Another explosion was reported at St. Sebastian’s Church in Negombo, a Catholic-majority town north of Colombo. The church appealed for help on its Facebook page, and posted graphic photographs and videos from the scene.
“A bomb attack to our church, please come and help if your family members are there,” the church wrote.
Photos from the St. Sebastian’s Church circulating on social media showed the roof had been almost blown off in the blast. The floor was littered with a mixture of roof tiles, splintered wood and blood.
Gabriel, who declined to give his family name, told AFP his brother was at mass at the church when the explosion ripped through it.
“A piece of roof fell on his head, and he was bleeding heavily from his ear,” he said.
“We are all in shock. We don’t want the country to go back to that dark past where we had to live in fear of suicide blasts all the time.”
Several people could be seen covered in blood, with some trying to help those with more serious injuries.
A church in the town of Batticalao, in the east of the country, was also targeted in the attack, police said.
An official at the Batticaloa hospital told AFP more than 300 people had been admitted to hospitals with injuries following the blast there.
Blasts also gutted the upscale Kingsbury, Shangri-La and Cinnamon Grand hotels in Colombo.
A manager at the Cinnamon Grand, near the prime minister’s official residence in Colombo, said a suicide bomber blew himself up at the hotel’s restaurant.
“He came up to the top of the line and set off the blast,” he told AFP.
Sri Lanka’s Minister of Economic Reforms and Public Distribution, Harsha de Silva, said he had been to two of the attacked hotels and was at the scene at St Anthony’s, where he described “horrible scenes.”
“I saw many body parts strewn all over,” he tweeted, adding that there were “many casualties including foreigners.”
The Archbishop of Colombo, Malcolm Ranjith, described those behind the attacks as “animals” and called on the authorities to “punish them mercilessly.”
US President Donald Trump tweeted his condolences on the “horrible terrorist attacks,” and Pope Francis in his Easter address at the Vatican spoke of his “affectionate closeness with the Christian community, attacked while it was at prayer.”
Embassies in Colombo warned their citizens to shelter in place, and Sri Lankan Airlines told customers to arrive at the airport four hours ahead of flights because of ramped-up security in the wake of the attacks.

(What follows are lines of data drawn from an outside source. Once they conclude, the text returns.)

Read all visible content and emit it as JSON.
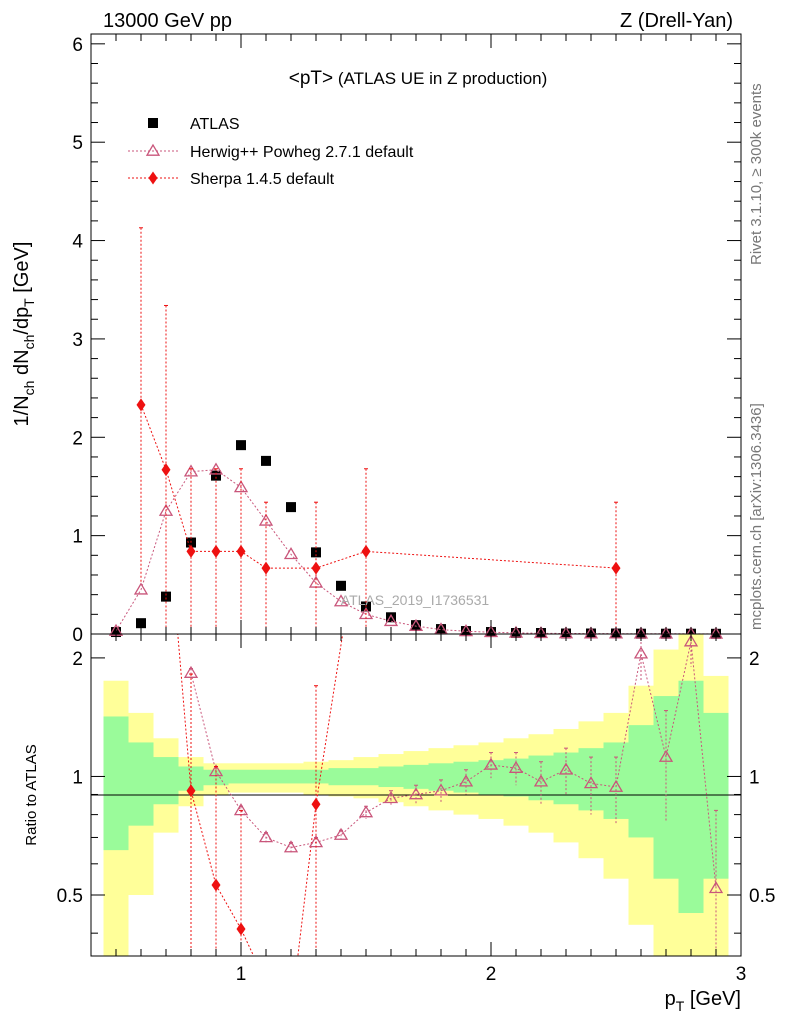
{
  "header": {
    "left": "13000 GeV pp",
    "right": "Z (Drell-Yan)"
  },
  "side_labels": {
    "rivet": "Rivet 3.1.10, ≥ 300k events",
    "mcplots": "mcplots.cern.ch [arXiv:1306.3436]"
  },
  "watermark": "ATLAS_2019_I1736531",
  "colors": {
    "data": "#000000",
    "herwig": "#c9567b",
    "sherpa": "#ee1111",
    "band_inner": "#9afb9a",
    "band_outer": "#ffff99"
  },
  "chart_data": [
    {
      "type": "scatter",
      "panel": "main",
      "title_main": "<pT>",
      "title_sub": " (ATLAS UE in Z production)",
      "ylabel": "1/N_ch dN_ch/dp_T [GeV]",
      "xlim": [
        0.4,
        3.0
      ],
      "ylim": [
        0,
        6.1
      ],
      "yticks": [
        0,
        1,
        2,
        3,
        4,
        5,
        6
      ],
      "legend_position": "top-left",
      "series": [
        {
          "name": "ATLAS",
          "marker": "square",
          "x": [
            0.5,
            0.6,
            0.7,
            0.8,
            0.9,
            1.0,
            1.1,
            1.2,
            1.3,
            1.4,
            1.5,
            1.6,
            1.7,
            1.8,
            1.9,
            2.0,
            2.1,
            2.2,
            2.3,
            2.4,
            2.5,
            2.6,
            2.7,
            2.8,
            2.9
          ],
          "y": [
            0.02,
            0.11,
            0.38,
            0.93,
            1.61,
            1.92,
            1.76,
            1.29,
            0.83,
            0.49,
            0.28,
            0.17,
            0.09,
            0.05,
            0.03,
            0.02,
            0.01,
            0.01,
            0.005,
            0.005,
            0.005,
            0.003,
            0.003,
            0.003,
            0.002
          ]
        },
        {
          "name": "Herwig++ Powheg 2.7.1 default",
          "marker": "triangle-open",
          "x": [
            0.5,
            0.6,
            0.7,
            0.8,
            0.9,
            1.0,
            1.1,
            1.2,
            1.3,
            1.4,
            1.5,
            1.6,
            1.7,
            1.8,
            1.9,
            2.0,
            2.1,
            2.2,
            2.3,
            2.4,
            2.5,
            2.6,
            2.7,
            2.8,
            2.9
          ],
          "y": [
            0.03,
            0.45,
            1.25,
            1.65,
            1.67,
            1.49,
            1.15,
            0.81,
            0.52,
            0.33,
            0.2,
            0.13,
            0.08,
            0.045,
            0.027,
            0.018,
            0.011,
            0.007,
            0.005,
            0.004,
            0.003,
            0.002,
            0.002,
            0.002,
            0.001
          ]
        },
        {
          "name": "Sherpa 1.4.5 default",
          "marker": "diamond",
          "x": [
            0.6,
            0.7,
            0.8,
            0.9,
            1.0,
            1.1,
            1.3,
            1.5,
            2.5
          ],
          "y": [
            2.33,
            1.67,
            0.84,
            0.84,
            0.84,
            0.67,
            0.67,
            0.84,
            0.67
          ],
          "yerr": [
            1.8,
            1.67,
            0.84,
            0.84,
            0.84,
            0.67,
            0.67,
            0.84,
            0.67
          ]
        }
      ]
    },
    {
      "type": "scatter",
      "panel": "ratio",
      "ylabel": "Ratio to ATLAS",
      "xlabel": "p_T [GeV]",
      "xlim": [
        0.4,
        3.0
      ],
      "ylim": [
        0.35,
        2.3
      ],
      "yticks": [
        0.5,
        1,
        2
      ],
      "xticks": [
        1,
        2,
        3
      ],
      "band_edges": [
        0.45,
        0.55,
        0.65,
        0.75,
        0.85,
        0.95,
        1.05,
        1.15,
        1.25,
        1.35,
        1.45,
        1.55,
        1.65,
        1.75,
        1.85,
        1.95,
        2.05,
        2.15,
        2.25,
        2.35,
        2.45,
        2.55,
        2.65,
        2.75,
        2.85,
        2.95
      ],
      "band_inner": [
        [
          0.65,
          1.42
        ],
        [
          0.75,
          1.22
        ],
        [
          0.85,
          1.12
        ],
        [
          0.92,
          1.06
        ],
        [
          0.95,
          1.04
        ],
        [
          0.96,
          1.04
        ],
        [
          0.96,
          1.04
        ],
        [
          0.96,
          1.04
        ],
        [
          0.96,
          1.04
        ],
        [
          0.95,
          1.05
        ],
        [
          0.95,
          1.05
        ],
        [
          0.94,
          1.06
        ],
        [
          0.93,
          1.07
        ],
        [
          0.92,
          1.08
        ],
        [
          0.91,
          1.09
        ],
        [
          0.9,
          1.1
        ],
        [
          0.89,
          1.11
        ],
        [
          0.87,
          1.13
        ],
        [
          0.85,
          1.15
        ],
        [
          0.82,
          1.18
        ],
        [
          0.78,
          1.22
        ],
        [
          0.7,
          1.35
        ],
        [
          0.55,
          1.6
        ],
        [
          0.45,
          1.75
        ],
        [
          0.55,
          1.45
        ]
      ],
      "band_outer": [
        [
          0.2,
          1.75
        ],
        [
          0.5,
          1.45
        ],
        [
          0.72,
          1.25
        ],
        [
          0.84,
          1.12
        ],
        [
          0.9,
          1.08
        ],
        [
          0.91,
          1.08
        ],
        [
          0.91,
          1.08
        ],
        [
          0.91,
          1.08
        ],
        [
          0.9,
          1.09
        ],
        [
          0.89,
          1.1
        ],
        [
          0.88,
          1.12
        ],
        [
          0.86,
          1.14
        ],
        [
          0.84,
          1.16
        ],
        [
          0.82,
          1.18
        ],
        [
          0.8,
          1.2
        ],
        [
          0.78,
          1.22
        ],
        [
          0.75,
          1.25
        ],
        [
          0.72,
          1.28
        ],
        [
          0.68,
          1.32
        ],
        [
          0.62,
          1.38
        ],
        [
          0.55,
          1.45
        ],
        [
          0.42,
          1.7
        ],
        [
          0.25,
          2.1
        ],
        [
          0.2,
          2.3
        ],
        [
          0.3,
          1.8
        ]
      ],
      "series": [
        {
          "name": "Herwig++ Powheg 2.7.1 default",
          "marker": "triangle-open",
          "x": [
            0.8,
            0.9,
            1.0,
            1.1,
            1.2,
            1.3,
            1.4,
            1.5,
            1.6,
            1.7,
            1.8,
            1.9,
            2.0,
            2.1,
            2.2,
            2.3,
            2.4,
            2.5,
            2.6,
            2.7,
            2.8,
            2.9
          ],
          "y": [
            1.83,
            1.03,
            0.82,
            0.7,
            0.66,
            0.68,
            0.71,
            0.81,
            0.88,
            0.9,
            0.92,
            0.97,
            1.07,
            1.05,
            0.97,
            1.04,
            0.96,
            0.94,
            2.05,
            1.12,
            2.2,
            0.52
          ],
          "yerr": [
            0.05,
            0.02,
            0.02,
            0.02,
            0.02,
            0.02,
            0.02,
            0.03,
            0.04,
            0.05,
            0.06,
            0.07,
            0.08,
            0.1,
            0.12,
            0.14,
            0.16,
            0.18,
            0.3,
            0.35,
            0.3,
            0.3
          ]
        },
        {
          "name": "Sherpa 1.4.5 default",
          "marker": "diamond",
          "x": [
            0.8,
            0.9,
            1.0,
            1.3
          ],
          "y": [
            0.92,
            0.53,
            0.41,
            0.85
          ],
          "yerr": [
            0.9,
            0.53,
            0.41,
            0.85
          ]
        }
      ]
    }
  ]
}
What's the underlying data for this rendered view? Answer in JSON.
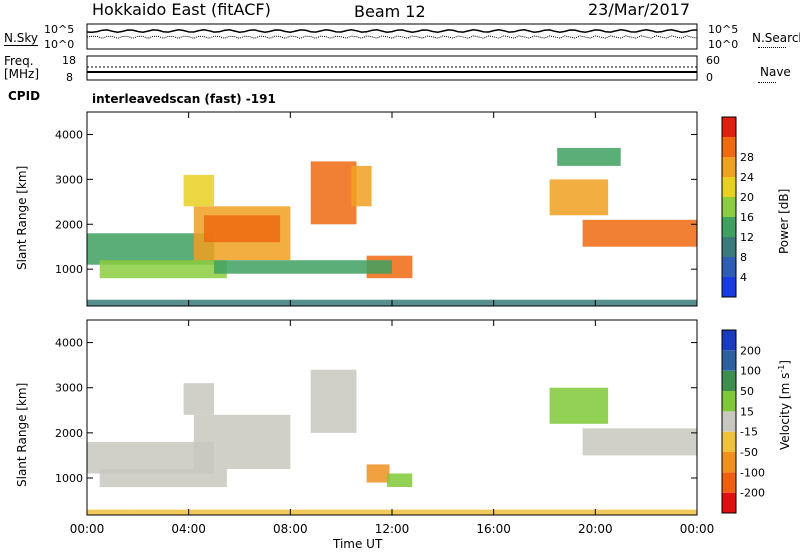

The island nation, just off the coast from India, endured a brutal and bloody civil war from 1983 to 2009, when the government declared victory over the Liberation Tigers of Tamil Eelam insurgent group, also known as the Tamil Tigers.
Only around six percent of mainly Buddhist Sri Lanka is Catholic, but the religion is seen as a unifying force because it includes people from both the Tamil and majority Sinhalese ethnic groups.
There have been no attacks in Sri Lanka linked to foreign Islamist groups, despite local media reports that a Sri Lankan was killed in Syria while fighting for the Islamic State group.
In January, Sri Lankan police seized a haul of explosives and detonators following the arrest of four men from a newly formed radical Muslim group.